Dimaano’s got the beat, chops and rolls
When drum captain senior Andrei Dimaano describes the usual repetitions of drumline, the cadence flows out of his hands in the form of four quick snaps — snap, snap, snap, snap. Then, he switches gears. Suddenly, he’s tapping the fourth note of the sixteenth partial — snap thump, snap thump, snap thump. His hands and feet fall into synchronization, ascending into their own vibrant composition of rhythm.
As drum captain at Walnut High School, Dimaano works closely with both the instructors and the drummers, giving his input on concert season pieces and resolving any conflicts that arise. During marching season, he also works with the snare drummers to fine-tune their collective sound.
“The cool thing about being a teacher is that some days you get to mentor, guide, support and help [the drummers] realize their individual and collective potentials, but most days they’re teaching you about yourself. I’ve learned a lot about myself this year, especially about being able to cooperate with others and building interpersonal relationships in order to create a better sound,” Dimaano said.
Dimaano spends countless hours every week planning practice sessions to target specific skill sets of drumming. Furthermore, in order to create sets for drumline to perform during pep rallies, Dimaano draws inspiration from independent percussion groups on Instagram and YouTube.
“My philosophy with pep rallies is that it’s for the people and not really for ourselves,” Dimaano said. “It’s definitely exhilarating because I remember after one of my performances, a guy came up to me and said ‘Hey, aren’t you that drummer that played the solo,’ and that line was the culminating experience for me. It was so heartwarming, getting recognition for all the hours spent. I think it’s really great to be able to inspire other people,” Dimaano said.
Dimaano didn’t always have rhythm at his fingertips. In fact, as a sixth grader, he had almost chosen art as his elective. A medley of familial encouragement and coincidence started Dimaano on his journey to a seven-year devotion to percussion, and then, in seventh grade, Dimaano was admitted into the wind ensemble band – the most advanced group at South Pointe Middle School.
“I actually didn’t consider myself worthy of being able to be in that group. I was messing around [with different instruments], but my teacher saw it, and she put me in,” Dimaano said. “There was the feeling of having someone believe in you and knowing that it was something you have to satisfy.”

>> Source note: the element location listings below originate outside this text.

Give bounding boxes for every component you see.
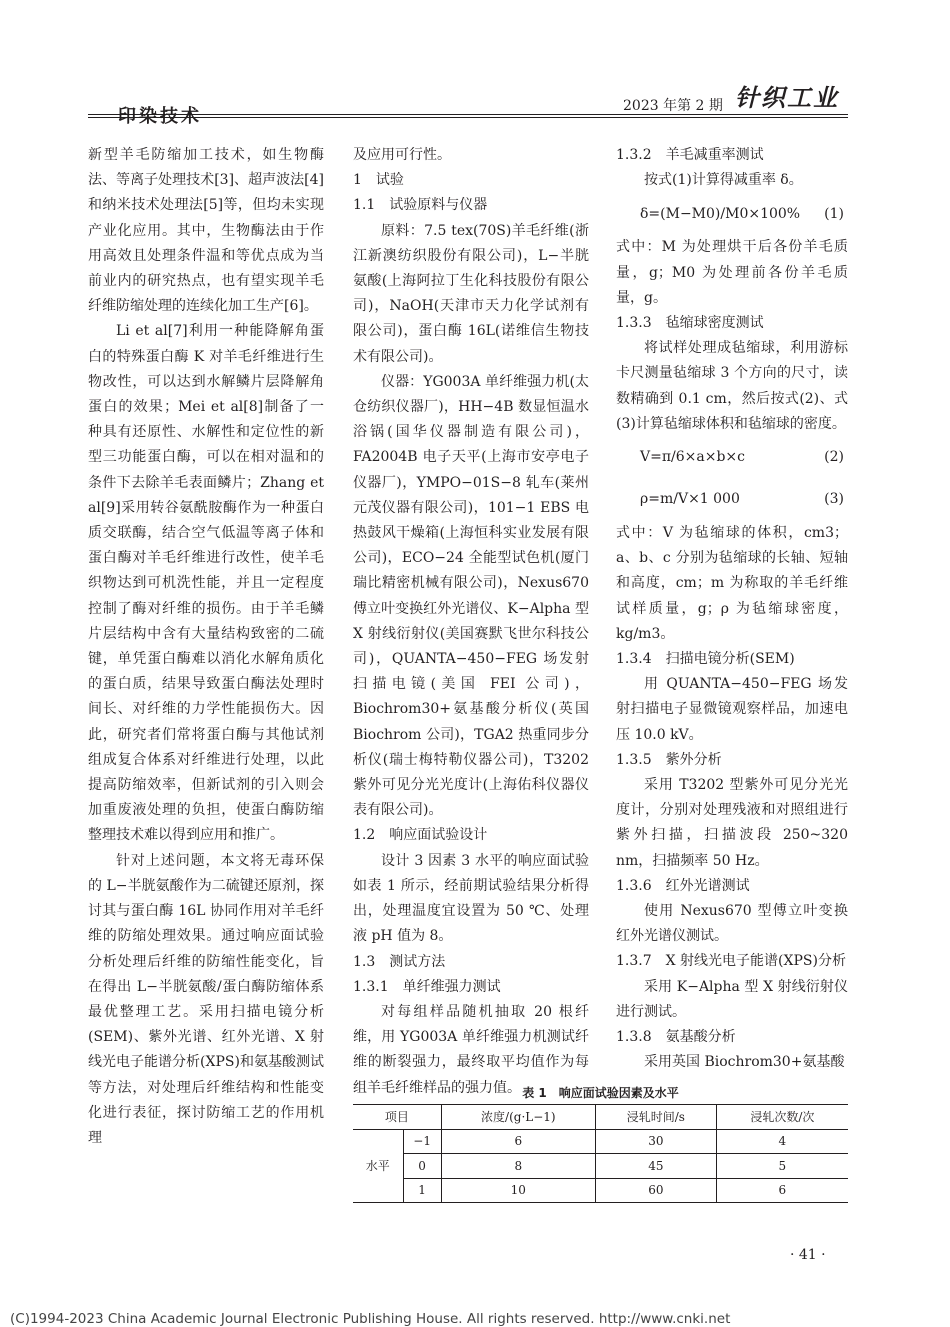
section-heading: 1.3.1 单纤维强力测试 bbox=[353, 978, 501, 995]
equation-number: (3) bbox=[824, 491, 844, 508]
table-cell: 8 bbox=[441, 1154, 595, 1179]
section-heading: 1.2 响应面试验设计 bbox=[353, 827, 488, 844]
table-cell: 30 bbox=[595, 1129, 716, 1154]
column-left bbox=[88, 143, 324, 1151]
header-rule bbox=[88, 114, 848, 115]
paragraph: 新型羊毛防缩加工技术，如生物酶法、等离子处理技术[3]、超声波法[4]和纳米技术处理法[5]等，但均未实现产业化应用。其中，生物酶法由于作用高效且处理条件温和等优点成为当前业内的研究热点，也有望实现羊毛纤维防缩处理的连续化加工生产[6]。 bbox=[88, 147, 324, 315]
equation-2 bbox=[616, 437, 848, 479]
table-cell: 5 bbox=[716, 1154, 848, 1179]
section-heading: 1 试验 bbox=[353, 172, 404, 189]
table-cell: 4 bbox=[716, 1129, 848, 1154]
equation-1 bbox=[616, 193, 848, 235]
page-number: · 41 · bbox=[790, 1247, 826, 1263]
table-header-cell: 项目 bbox=[353, 1105, 441, 1130]
paragraph: 针对上述问题，本文将无毒环保的 L−半胱氨酸作为二硫键还原剂，探讨其与蛋白酶 16L 协同作用对羊毛纤维的防缩处理效果。通过响应面试验分析处理后纤维的防缩性能变化，旨在得出 L−半胱氨酸/蛋白酶防缩体系最优整理工艺。采用扫描电镜分析(SEM)、紫外光谱、红外光谱、X 射线光电子能谱分析(XPS)和氨基酸测试等方法，对处理后纤维结构和性能变化进行表征，探讨防缩工艺的作用机理 bbox=[88, 852, 324, 1146]
table-header-row bbox=[353, 1105, 848, 1130]
section-heading: 1.1 试验原料与仪器 bbox=[353, 197, 488, 214]
header-rule-secondary bbox=[88, 117, 848, 118]
row-label: 水平 bbox=[353, 1129, 403, 1203]
section-heading: 1.3.7 X 射线光电子能谱(XPS)分析 bbox=[616, 953, 846, 970]
table-cell: −1 bbox=[403, 1129, 441, 1154]
paragraph: 采用英国 Biochrom30+氨基酸 bbox=[644, 1054, 845, 1071]
paragraph: 仪器：YG003A 单纤维强力机(太仓纺织仪器厂)，HH−4B 数显恒温水浴锅(国华仪器制造有限公司)，FA2004B 电子天平(上海市安亭电子仪器厂)，YMPO−01S−8 轧车(莱州元茂仪器有限公司)，101−1 EBS 电热鼓风干燥箱(上海恒科实业发展有限公司)，ECO−24 全能型试色机(厦门瑞比精密机械有限公司)，Nexus670 傅立叶变换红外光谱仪、K−Alpha 型 X 射线衍射仪(美国赛默飞世尔科技公司)，QUANTA−450−FEG 场发射扫描电镜(美国 FEI 公司)，Biochrom30+氨基酸分析仪(英国 Biochrom 公司)，TGA2 热重同步分析仪(瑞士梅特勒仪器公司)，T3202 紫外可见分光光度计(上海佑科仪器仪表有限公司)。 bbox=[353, 373, 589, 819]
issue-label: 2023 年第 2 期 bbox=[623, 98, 723, 114]
table-cell: 1 bbox=[403, 1178, 441, 1203]
copyright-footer: (C)1994-2023 China Academic Journal Electronic Publishing House. All rights reserved. http://www.cnki.net bbox=[10, 1311, 731, 1327]
paragraph: 原料：7.5 tex(70S)羊毛纤维(浙江新澳纺织股份有限公司)，L−半胱氨酸(上海阿拉丁生化科技股份有限公司)，NaOH(天津市天力化学试剂有限公司)，蛋白酶 16L(诺维信生物技术有限公司)。 bbox=[353, 222, 589, 365]
table-row bbox=[353, 1129, 848, 1154]
table-header-cell: 浓度/(g·L−1) bbox=[441, 1105, 595, 1130]
table-cell: 60 bbox=[595, 1178, 716, 1203]
table-header-cell: 浸轧次数/次 bbox=[716, 1105, 848, 1130]
equation-formula: ρ=m/V×1 000 bbox=[640, 491, 740, 508]
table-cell: 10 bbox=[441, 1178, 595, 1203]
paragraph: Li et al[7]利用一种能降解角蛋白的特殊蛋白酶 K 对羊毛纤维进行生物改性，可以达到水解鳞片层降解角蛋白的效果；Mei et al[8]制备了一种具有还原性、水解性和定位性的新型三功能蛋白酶，可以在相对温和的条件下去除羊毛表面鳞片；Zhang et al[9]采用转谷氨酰胺酶作为一种蛋白质交联酶，结合空气低温等离子体和蛋白酶对羊毛纤维进行改性，使羊毛织物达到可机洗性能，并且一定程度控制了酶对纤维的损伤。由于羊毛鳞片层结构中含有大量结构致密的二硫键，单凭蛋白酶难以消化水解角质化的蛋白质，结果导致蛋白酶法处理时间长、对纤维的力学性能损伤大。因此，研究者们常将蛋白酶与其他试剂组成复合体系对纤维进行处理，以此提高防缩效率，但新试剂的引入则会加重废液处理的负担，使蛋白酶防缩整理技术难以得到应用和推广。 bbox=[88, 323, 324, 844]
section-title: 印染技术 bbox=[118, 106, 202, 127]
table-header-cell: 浸轧时间/s bbox=[595, 1105, 716, 1130]
paragraph: 采用 K−Alpha 型 X 射线衍射仪进行测试。 bbox=[616, 978, 848, 1020]
paragraph: 按式(1)计算得减重率 δ。 bbox=[644, 172, 803, 189]
paragraph: 式中：M 为处理烘干后各份羊毛质量，g；M0 为处理前各份羊毛质量，g。 bbox=[616, 239, 848, 306]
table-cell: 0 bbox=[403, 1154, 441, 1179]
table-row bbox=[353, 1154, 848, 1179]
response-surface-table bbox=[353, 1104, 848, 1203]
paragraph: 及应用可行性。 bbox=[353, 147, 451, 163]
section-heading: 1.3.3 毡缩球密度测试 bbox=[616, 315, 764, 332]
table-cell: 45 bbox=[595, 1154, 716, 1179]
equation-3 bbox=[616, 479, 848, 521]
paragraph: 采用 T3202 型紫外可见分光光度计，分别对处理残液和对照组进行紫外扫描，扫描波段 250~320 nm，扫描频率 50 Hz。 bbox=[616, 777, 848, 869]
section-heading: 1.3.8 氨基酸分析 bbox=[616, 1029, 736, 1046]
journal-logo: 针织工业 bbox=[735, 84, 839, 112]
section-heading: 1.3.4 扫描电镜分析(SEM) bbox=[616, 651, 795, 668]
equation-formula: δ=(M−M0)/M0×100% bbox=[640, 205, 801, 222]
table-cell: 6 bbox=[716, 1178, 848, 1203]
paragraph: 设计 3 因素 3 水平的响应面试验如表 1 所示，经前期试验结果分析得出，处理温度宜设置为 50 ℃、处理液 pH 值为 8。 bbox=[353, 852, 589, 945]
paragraph: 将试样处理成毡缩球，利用游标卡尺测量毡缩球 3 个方向的尺寸，读数精确到 0.1 cm，然后按式(2)、式(3)计算毡缩球体积和毡缩球的密度。 bbox=[616, 340, 848, 432]
column-right bbox=[616, 143, 848, 1076]
section-heading: 1.3.2 羊毛减重率测试 bbox=[616, 147, 764, 163]
paragraph: 对每组样品随机抽取 20 根纤维，用 YG003A 单纤维强力机测试纤维的断裂强力，最终取平均值作为每组羊毛纤维样品的强力值。 bbox=[353, 1003, 589, 1096]
equation-number: (1) bbox=[824, 205, 844, 222]
table-row bbox=[353, 1178, 848, 1203]
section-heading: 1.3.5 紫外分析 bbox=[616, 751, 722, 768]
section-heading: 1.3 测试方法 bbox=[353, 953, 446, 970]
paragraph: 式中：V 为毡缩球的体积，cm3；a、b、c 分别为毡缩球的长轴、短轴和高度，cm；m 为称取的羊毛纤维试样质量，g；ρ 为毡缩球密度，kg/m3。 bbox=[616, 525, 848, 642]
section-heading: 1.3.6 红外光谱测试 bbox=[616, 877, 750, 894]
equation-formula: V=π/6×a×b×c bbox=[640, 449, 746, 466]
column-middle bbox=[353, 143, 589, 1101]
table-cell: 6 bbox=[441, 1129, 595, 1154]
table-title: 表 1 响应面试验因素及水平 bbox=[522, 1086, 679, 1100]
equation-number: (2) bbox=[824, 449, 844, 466]
paragraph: 使用 Nexus670 型傅立叶变换红外光谱仪测试。 bbox=[616, 903, 848, 945]
paragraph: 用 QUANTA−450−FEG 场发射扫描电子显微镜观察样品，加速电压 10.0 kV。 bbox=[616, 676, 848, 743]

As a member of the wind ensemble, Dimaano traveled to Chicago Symphony Hall and Carnegie Hall in New York to perform. These experiences helped form Dimaano’s idea of what it was like to be a percussionist.
“I was always around people who inspired me; they were way better than me, and I wanted to be like them because they were so passionate about [percussion]. It made the experience really enjoyable. That’s why I try to pass that on to people,” Dimaano said.
This technical prowess was hard won. In his sophomore year, Dimaano tore a ligament in his finger from faulty technique. Despite doctor’s orders to cease usage of that hand, Dimaano’s passion for drumming didn’t allow him to stop. He played throughout the entire month he was injured.
“That’s why I try to teach them the correct technique. A lot of people don’t realize the physical demands of performing arts. The cool thing is that when they [perform], it seems physically effortless,” Dimaano said.
Dimaano also developed his technical skills as a four-time member of the All Southern Honor Band, a prestigious band that plays together once a year. Although unsure about his plans for the future, Dimaano plans to continue playing drums in his free time and possibly join a drumline college group.
“At first it was my identity, and so, whenever I was feeling down, I would always turn to drumming. Now, it’s a social experience of being with people I love. I want to be around people who are passionate in what they do. I’m in love with the process and how it has shaped me as a person,” Dimaano said. “[Graduating’s] definitely bittersweet for me, and there’s a lot of regret that comes with it as well. But there’s also this sense of relief, of passing down everything I’ve learned to everyone.”